Sportswear company Nike has referenced the beautiful game in its football commercials. In 1996, a Nike commercial titled "Good vs Evil" was a gladiatorial game set in a Roman amphitheatre where ten football players from around the world, including Eric Cantona, Ronaldo, Paolo Maldini, Luís Figo, Patrick Kluivert, Ian Wright, and Jorge Campos, defend "the beautiful game" against a team of demonic warriors, which culminates in Cantona receiving the ball from Ronaldo, pulling up his shirt collar, and delivering the final line, "Au revoir", before striking the ball and destroying evil.

Nike uses the Portuguese phrase joga bonito—meaning "play beautifully" and not "beautiful game", which would be jogo bonito—as one of its slogans for football products.
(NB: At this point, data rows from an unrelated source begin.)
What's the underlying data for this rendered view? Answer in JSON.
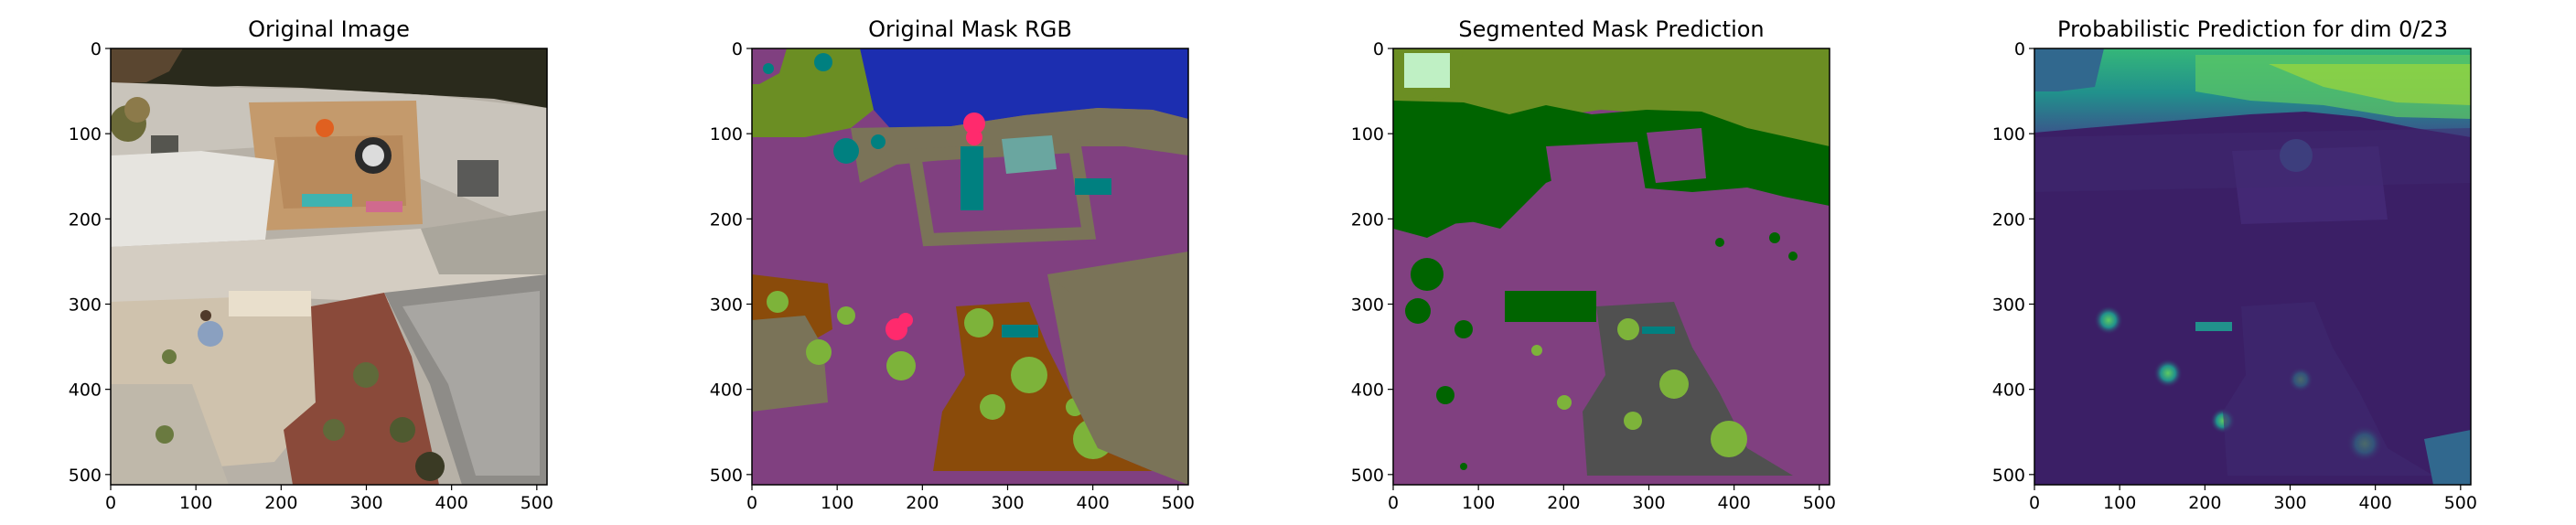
{
  "chart_data": [
    {
      "type": "image",
      "title": "Original Image",
      "xticks": [
        0,
        100,
        200,
        300,
        400,
        500
      ],
      "yticks": [
        0,
        100,
        200,
        300,
        400,
        500
      ],
      "xlim": [
        0,
        512
      ],
      "ylim": [
        512,
        0
      ]
    },
    {
      "type": "image",
      "title": "Original Mask RGB",
      "xticks": [
        0,
        100,
        200,
        300,
        400,
        500
      ],
      "yticks": [
        0,
        100,
        200,
        300,
        400,
        500
      ],
      "xlim": [
        0,
        512
      ],
      "ylim": [
        512,
        0
      ]
    },
    {
      "type": "image",
      "title": "Segmented Mask Prediction",
      "xticks": [
        0,
        100,
        200,
        300,
        400,
        500
      ],
      "yticks": [
        0,
        100,
        200,
        300,
        400,
        500
      ],
      "xlim": [
        0,
        512
      ],
      "ylim": [
        512,
        0
      ]
    },
    {
      "type": "heatmap",
      "title": "Probabilistic Prediction for dim 0/23",
      "xticks": [
        0,
        100,
        200,
        300,
        400,
        500
      ],
      "yticks": [
        0,
        100,
        200,
        300,
        400,
        500
      ],
      "xlim": [
        0,
        512
      ],
      "ylim": [
        512,
        0
      ],
      "colormap": "viridis"
    }
  ],
  "colors": {
    "mask_purple": "#804080",
    "mask_blue": "#1c2eb0",
    "mask_olive": "#6b8e23",
    "mask_teal": "#008080",
    "mask_grey": "#7a7358",
    "mask_brown": "#8a4b0a",
    "mask_green_light": "#7db33a",
    "mask_pink": "#ff2a6d",
    "pred_green": "#006400",
    "pred_grey": "#505050",
    "viridis_dark": "#440154",
    "viridis_mid": "#31688e",
    "viridis_teal": "#21918c",
    "viridis_yellow": "#fde725"
  }
}
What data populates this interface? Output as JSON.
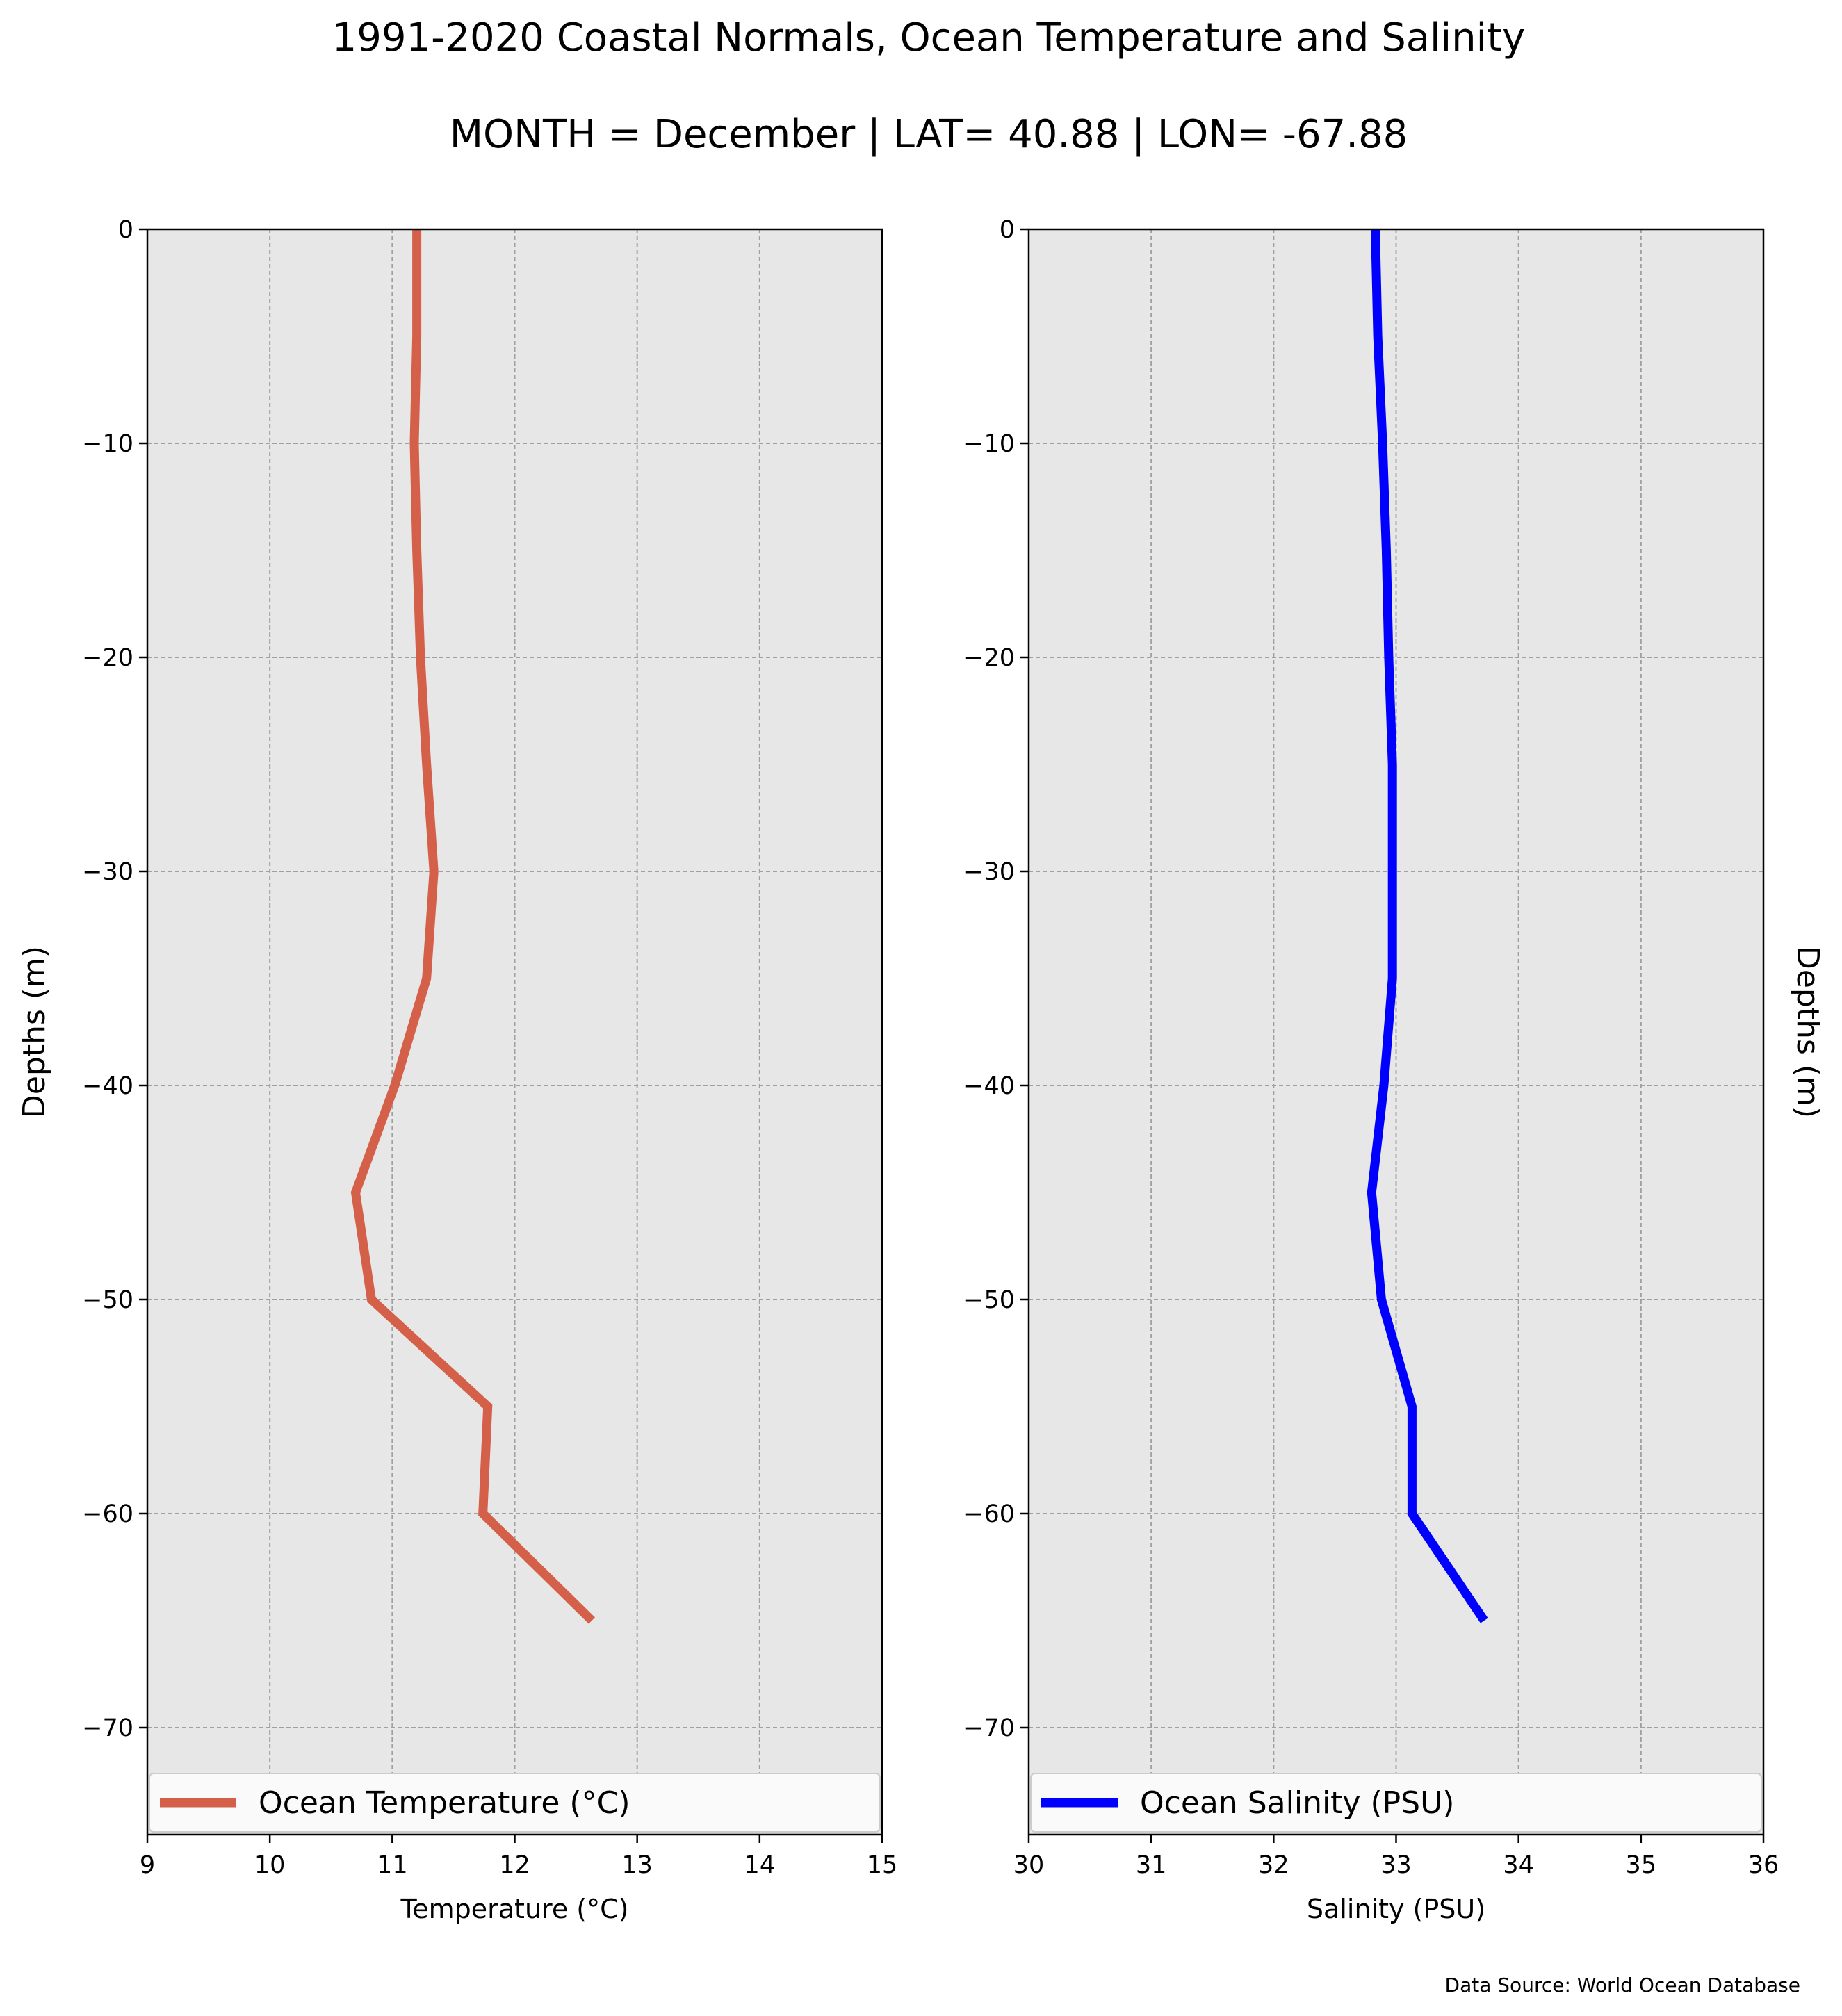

Nike began using the slogan joga bonito in a campaign preceding the 2006 FIFA World Cup in an attempt to curb players' behaviours on the pitch. In collaboration with and promoted by former international footballer Eric Cantona, Nike released a series of adverts to promote a game that is skillful and dignified, not riddled with theatrics and poor sportsmanship. Sportswear company Adidas also named an official match ball of UEFA Euro 2016 Adidas Beau Jeu, which translates to "The Beautiful Game" in English.